TdS Promosikan Pariwisata Sumbar - Kompas.com

TdS Promosikan Pariwisata Sumbar

Kompas.com - 21/05/2011, 17:23 WIB

JAKARTA, KOMPAS.com - Tour de Singkarak (TdS) bukan sekadar turnamen olahraga balap sepeda. Namun juga sarana ampuh untuk mempromosikan pariwisata Sumatera Barat.

"Tour de Singkarak tidak hanya sport, tapi juga promosi alam, kultur, dan masyarakat Minangkabau. Bahkan ada orang dari Tour de France yang bilang ke saya, Sumatera Barat itu pemandangannya seperti Swiss, bedanya tidak ada salju," kata Dirjen Pemasaran Kembudpar, Sapta Nirwandar dalam acara peluncuran TdS 2011 di Balairung Soesilo Sudarman, Gedung Sapta Pesona, Jakarta, Jumat (20/5/2011).

TdS 2011 akan berlangsung pada 6-12 Juni mendatang. Salah satu keunikan TDS adalah Kelok 44. Sapta menuturkan Kelok 44 hanya ada di Sumbar dan satu-satunya di dunia. "Orang yang pernah bersepeda di sana bilang, kelok 44 ini tikungan paling menantang, bahkan more than the challenge," ungkapnya.

Ia berharap tikungan ini bisa terkenal dan ada yang mau mencoba betapa tajamnya Kelok 44. Kelok 44 ini terletak di Kabupaten Agam. Sapta menambahkan peserta yang bisa melewati kelok ini akan diberikan hadiah khusus dari pemerintah daerah Kabupaten Agam.

"Peserta akan lihat budaya Minangkabau, warisan turun-temurun, ini nantinya bisa menjadi daya tarik mereka ke Indonesia. Belum lagi kuliner yang sangat menjanjikan dan menantang. Siapa coba yang tidak pernah merasakan masakan Padang," tuturnya.

Gubernur Sumbar Irwan Prayitno menyebutkan potensi wisata yang dimiliki Sumbar harus dipromosikan karena hasil dari pariwisata akan memberikan dampak ekonomi untuk masyarakat setempat. "Banyak yang datang ke Sumbar bilang ke saya, bukan main indahnya Sumbar. Di Sumbar ada gunung, sungai, hutan, danau. Lengkap wisata alamnya," katanya.

Sementara itu, Menbudpar Jero Wacik menyebutkan bahwa TdS 2011 harus didokumentasikan dari udara. "Tahun-tahun lalu kamera hanya dari samping-samping.
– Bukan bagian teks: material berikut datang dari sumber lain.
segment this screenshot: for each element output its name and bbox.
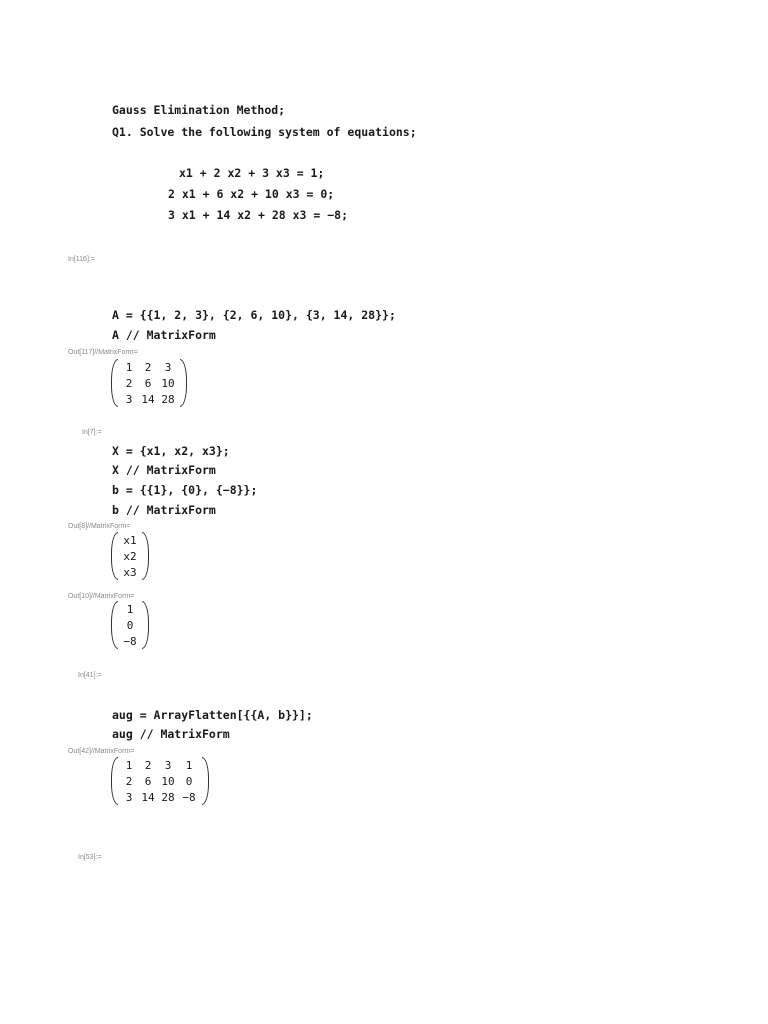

Tahun ini saya minta harus ada gambar dari helikopter. Karena pasti indah kalau dari atas," katanya. Ia menambahkan dokumentasi tersebut bisa menjadi alat promosi untuk TdS tahun-tahun berikutnya.

TdS merupakan acara kelas internasional yang akan diliput media nasional maupun asing. Penyelenggaraannya pun bekerja sama dengan AS0 yang biasa menangani turnamen kelas dunia seperti Tour de France.

"Kualitas Tour de Singkarak berpeluang menjadi event sekelas Tour de France. ASO mau berkerja sama dengan kita untuk meningkatkan kualitas pertandingan, rute, dan promosi. Ini satu-satunya turnamen di Asia yang bekerja sama dengan AS0," jelas Sapta.

TdS 2011 akan melombakan 7 etape dengan jarak total 739,3 km. Peserta yang berpartisipasi berjumlah 15 tim dari berbagai negara. TdS 2011 melibatkan 12 kabupaten dan kota di Sumbar. Kabupaten dan kota yang terlibat antara lain Pemkot Padang, Kota Pariaman, Kabupaten Padang Pariaman, Kabupaten Agam, Kota Bukittinggi, Kota Sawahlunto, Kabupaten Solok, Kota Solok, Kota Payakumbuh, Kota Padang Panjang, Kabupaten Tanah Datar, dan Kabupaten Limapuluh Kota.

TdS 2011 diluncurkan oleh Menbudpar Jero Wacik, Gubernur Sumatera Barat Irwan Prayitno, dan Dirjen Pemasaran Sapta Nirwandar. Hadir pula dalam acara peluncuran, bupati dan wakil bupati setiap kabupaten dan kota yang terlibat.